Accelerata decisiva per il reparto offensivo
Parallelamente alle manovre a centrocampo, la Juventus sta spingendo sull’acceleratore per regalarsi un colpo da novanta in attacco. Il nome forte è quello del francese Randal Kolo Muani, che ha già manifestato il proprio gradimento per la destinazione torinese accettando di massima la proposta per un contratto quinquennale. L’ostacolo principale è ora rappresentato dalle alte richieste economiche del Paris Saint-Germain. Il club parigino valuta il proprio attaccante cinquanta milioni di euro più bonus, mentre la dirigenza bianconera si è spinta fino a un massimo di quaranta milioni di euro. Per sbloccare definitivamente la trattativa e colmare la distanza tra le due parti, la Juventus potrebbe decidere di inserire una contropartita tecnica gradita ai francesi.
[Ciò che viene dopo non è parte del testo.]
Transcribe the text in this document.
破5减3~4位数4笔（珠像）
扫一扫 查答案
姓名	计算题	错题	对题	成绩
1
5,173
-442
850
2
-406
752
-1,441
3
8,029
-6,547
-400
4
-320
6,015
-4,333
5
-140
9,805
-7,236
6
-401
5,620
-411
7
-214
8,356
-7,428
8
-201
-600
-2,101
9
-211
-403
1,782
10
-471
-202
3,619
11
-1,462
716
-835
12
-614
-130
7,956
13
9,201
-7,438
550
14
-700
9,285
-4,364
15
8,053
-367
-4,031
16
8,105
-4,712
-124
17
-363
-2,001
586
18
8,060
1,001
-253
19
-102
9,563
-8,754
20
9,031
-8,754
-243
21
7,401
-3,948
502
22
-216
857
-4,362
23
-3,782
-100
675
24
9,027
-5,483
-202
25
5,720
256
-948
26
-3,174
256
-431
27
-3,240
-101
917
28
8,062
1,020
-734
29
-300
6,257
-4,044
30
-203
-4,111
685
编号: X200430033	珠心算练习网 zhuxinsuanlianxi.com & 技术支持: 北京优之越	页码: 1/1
Il nome prescelto potrebbe essere quello di Khephren Thuram, centrocampista che piace molto alla dirigenza del club transalpino e che potrebbe rappresentare la chiave di volta per regalare l’attaccante francese alla formazione bianconera.
Rinforzi strategici per la retroguardia societaria
Le grandi manovre juventine non si fermano all’attacco e al centrocampo ma coinvolgono in modo strutturale anche il reparto arretrato. Nelle ultime ore si registra un forte interessamento per Tarik Muharemovic, giovane difensore di proprietà del Sassuolo. Questa operazione porta la firma di Carnevali, ex amministratore delegato neroverde ora in forza alla Juventus, desideroso di riavere il calciatore alle proprie dipendenze in questa nuova avventura calcistica. Al tempo stesso proseguono in modo serrato i contatti con il Bologna per il difensore colombiano Jhon Lucumi. Questa trattativa viene gestita in modo del tutto indipendente rispetto ai discorsi legati a Miretti. Sul centrale del Bologna pende una clausola rescissoria da ventotto milioni di euro che scadrà nei primi giorni del mese di luglio. Nonostante la scadenza imminente della clausola, il club rossoblù ha già fatto sapere di non essere intenzionato a fare sconti, fissando la base minima per la cessione a venticinque milioni di euro.